Diamonds, I swear to you that your true friend is out there, and to tell you the truth, you might not meet them in high school. You might have to wait a really long time to find someone who will say all of the right things, be there for you, and keep all of your promises.

Until you find them, I suggest family. Stay as close to them as possible, because you will be stuck with them anyways, and they have to help you in your time of need.

But never, ever, settle for anyone who makes you feel less than you are.

Monday, October 14, 2013

Teenage Wasteland.

I'd be lying to you if I told you Junior year wasn't the hardest thing I've ever been through, and I haven't even been in it for two months yet.

It's kind of scary when someone tells you that being a high schooler is the greatest time of your life, and it should be.

We should be able to smile more, but we can't when we have to stay up so late and finish essays, readings, formal labs, and calculus.

Being a teenager is suppose to be fun, I shouldn't have to worry about my future as much as I do now, and I worry a lot, I worry to the point of wondering why I try so hard, and why don't I just give up?

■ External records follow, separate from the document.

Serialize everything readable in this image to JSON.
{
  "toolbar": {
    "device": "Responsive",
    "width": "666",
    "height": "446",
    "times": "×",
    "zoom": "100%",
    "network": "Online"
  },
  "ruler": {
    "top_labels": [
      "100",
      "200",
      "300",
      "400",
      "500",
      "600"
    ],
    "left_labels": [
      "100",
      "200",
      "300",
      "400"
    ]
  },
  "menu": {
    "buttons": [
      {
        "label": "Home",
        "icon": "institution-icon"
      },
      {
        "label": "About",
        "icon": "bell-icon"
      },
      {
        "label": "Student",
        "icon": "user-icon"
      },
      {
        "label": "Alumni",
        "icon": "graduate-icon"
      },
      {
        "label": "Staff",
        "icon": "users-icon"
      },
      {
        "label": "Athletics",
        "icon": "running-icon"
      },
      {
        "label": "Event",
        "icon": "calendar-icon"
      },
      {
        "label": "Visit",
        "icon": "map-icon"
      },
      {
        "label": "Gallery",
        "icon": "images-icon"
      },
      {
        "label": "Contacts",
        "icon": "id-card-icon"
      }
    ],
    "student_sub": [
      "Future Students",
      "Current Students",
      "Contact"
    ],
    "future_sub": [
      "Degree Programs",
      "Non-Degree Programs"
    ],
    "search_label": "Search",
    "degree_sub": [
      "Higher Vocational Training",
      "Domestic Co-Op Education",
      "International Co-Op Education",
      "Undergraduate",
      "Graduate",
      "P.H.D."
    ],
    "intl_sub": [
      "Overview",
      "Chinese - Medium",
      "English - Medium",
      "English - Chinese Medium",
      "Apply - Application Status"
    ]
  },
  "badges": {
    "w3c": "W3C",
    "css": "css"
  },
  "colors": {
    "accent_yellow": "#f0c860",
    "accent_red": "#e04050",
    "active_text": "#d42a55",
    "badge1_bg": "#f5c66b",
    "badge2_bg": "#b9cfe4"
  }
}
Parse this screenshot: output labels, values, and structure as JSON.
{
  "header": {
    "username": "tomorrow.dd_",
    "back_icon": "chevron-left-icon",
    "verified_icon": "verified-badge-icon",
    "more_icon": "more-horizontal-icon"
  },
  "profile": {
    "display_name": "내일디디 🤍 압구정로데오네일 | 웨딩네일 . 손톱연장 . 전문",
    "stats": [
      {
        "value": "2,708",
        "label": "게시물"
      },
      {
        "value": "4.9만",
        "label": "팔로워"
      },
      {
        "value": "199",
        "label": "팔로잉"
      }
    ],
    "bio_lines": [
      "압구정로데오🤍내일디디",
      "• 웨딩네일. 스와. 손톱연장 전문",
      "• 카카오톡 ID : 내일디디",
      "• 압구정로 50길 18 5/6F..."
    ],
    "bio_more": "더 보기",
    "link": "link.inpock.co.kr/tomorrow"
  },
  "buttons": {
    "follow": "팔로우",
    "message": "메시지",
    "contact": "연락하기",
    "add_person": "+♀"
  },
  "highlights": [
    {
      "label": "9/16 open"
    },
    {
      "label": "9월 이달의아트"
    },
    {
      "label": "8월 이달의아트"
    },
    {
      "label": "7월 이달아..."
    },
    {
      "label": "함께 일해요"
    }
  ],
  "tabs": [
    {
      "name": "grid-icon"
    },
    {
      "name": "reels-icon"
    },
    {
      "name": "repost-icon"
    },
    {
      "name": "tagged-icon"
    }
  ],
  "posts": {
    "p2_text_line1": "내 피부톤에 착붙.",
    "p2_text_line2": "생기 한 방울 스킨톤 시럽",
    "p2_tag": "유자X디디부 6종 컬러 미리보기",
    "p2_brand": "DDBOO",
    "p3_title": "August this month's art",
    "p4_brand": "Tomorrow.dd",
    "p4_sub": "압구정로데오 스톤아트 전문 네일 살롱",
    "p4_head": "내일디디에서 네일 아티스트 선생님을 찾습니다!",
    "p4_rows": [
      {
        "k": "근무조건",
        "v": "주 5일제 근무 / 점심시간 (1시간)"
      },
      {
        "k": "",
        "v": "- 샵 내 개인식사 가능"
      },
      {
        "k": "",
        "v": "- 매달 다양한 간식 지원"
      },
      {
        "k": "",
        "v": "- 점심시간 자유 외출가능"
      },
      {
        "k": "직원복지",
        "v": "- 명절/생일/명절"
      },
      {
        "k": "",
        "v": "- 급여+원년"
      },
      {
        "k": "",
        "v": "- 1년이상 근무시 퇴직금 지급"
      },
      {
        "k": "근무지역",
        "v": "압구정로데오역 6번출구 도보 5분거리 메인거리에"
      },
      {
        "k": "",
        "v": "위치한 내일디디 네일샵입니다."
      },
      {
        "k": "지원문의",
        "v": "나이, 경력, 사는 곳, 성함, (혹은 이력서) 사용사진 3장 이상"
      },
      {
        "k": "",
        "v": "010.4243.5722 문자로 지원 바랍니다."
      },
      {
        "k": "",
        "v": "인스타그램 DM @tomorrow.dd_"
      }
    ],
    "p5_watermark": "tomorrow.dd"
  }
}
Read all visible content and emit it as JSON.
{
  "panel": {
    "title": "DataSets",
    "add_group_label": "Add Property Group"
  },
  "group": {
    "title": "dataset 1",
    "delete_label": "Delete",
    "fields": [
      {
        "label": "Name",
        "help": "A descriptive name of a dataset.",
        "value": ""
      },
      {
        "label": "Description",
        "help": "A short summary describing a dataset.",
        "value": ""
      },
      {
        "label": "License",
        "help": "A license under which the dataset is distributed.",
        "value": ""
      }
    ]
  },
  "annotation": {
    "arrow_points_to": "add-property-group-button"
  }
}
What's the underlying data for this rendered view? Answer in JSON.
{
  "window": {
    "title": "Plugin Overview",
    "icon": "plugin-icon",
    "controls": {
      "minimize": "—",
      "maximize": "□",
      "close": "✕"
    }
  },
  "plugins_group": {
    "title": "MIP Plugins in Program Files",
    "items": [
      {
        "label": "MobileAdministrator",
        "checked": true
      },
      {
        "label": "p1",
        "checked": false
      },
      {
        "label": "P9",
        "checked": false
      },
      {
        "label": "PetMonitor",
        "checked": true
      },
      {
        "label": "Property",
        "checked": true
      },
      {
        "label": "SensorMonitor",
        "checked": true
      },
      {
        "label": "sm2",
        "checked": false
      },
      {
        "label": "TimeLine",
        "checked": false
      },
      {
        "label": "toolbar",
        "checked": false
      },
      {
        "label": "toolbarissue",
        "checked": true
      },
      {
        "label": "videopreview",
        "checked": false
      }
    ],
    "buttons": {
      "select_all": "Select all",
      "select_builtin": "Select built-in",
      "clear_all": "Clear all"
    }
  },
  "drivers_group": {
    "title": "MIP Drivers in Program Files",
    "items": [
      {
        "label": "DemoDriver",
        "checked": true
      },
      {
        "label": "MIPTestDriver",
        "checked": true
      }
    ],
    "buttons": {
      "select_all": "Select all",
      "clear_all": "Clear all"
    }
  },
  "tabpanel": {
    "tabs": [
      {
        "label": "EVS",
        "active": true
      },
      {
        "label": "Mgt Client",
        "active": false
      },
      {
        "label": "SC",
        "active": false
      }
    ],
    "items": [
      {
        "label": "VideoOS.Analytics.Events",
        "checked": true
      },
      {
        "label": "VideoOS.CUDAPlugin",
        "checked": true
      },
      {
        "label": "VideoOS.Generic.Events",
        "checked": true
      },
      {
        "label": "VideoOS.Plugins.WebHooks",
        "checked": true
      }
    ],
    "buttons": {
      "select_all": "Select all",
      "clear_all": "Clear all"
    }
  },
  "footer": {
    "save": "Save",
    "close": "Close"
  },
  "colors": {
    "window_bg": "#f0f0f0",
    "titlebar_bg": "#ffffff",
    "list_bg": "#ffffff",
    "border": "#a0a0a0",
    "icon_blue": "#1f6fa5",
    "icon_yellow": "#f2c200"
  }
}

And I know I'm not the only one, because I have plenty of friends who consider dropping their AP classes and just aim for community college.

I wish I had the courage to do that, and sometimes I don't know why I don't.

My goal in life is to just be happy, and right now I'm not.

So why should I spend my "best years" not happy because I have the slightest hope that if I'm unhappy now I'll be better in the future?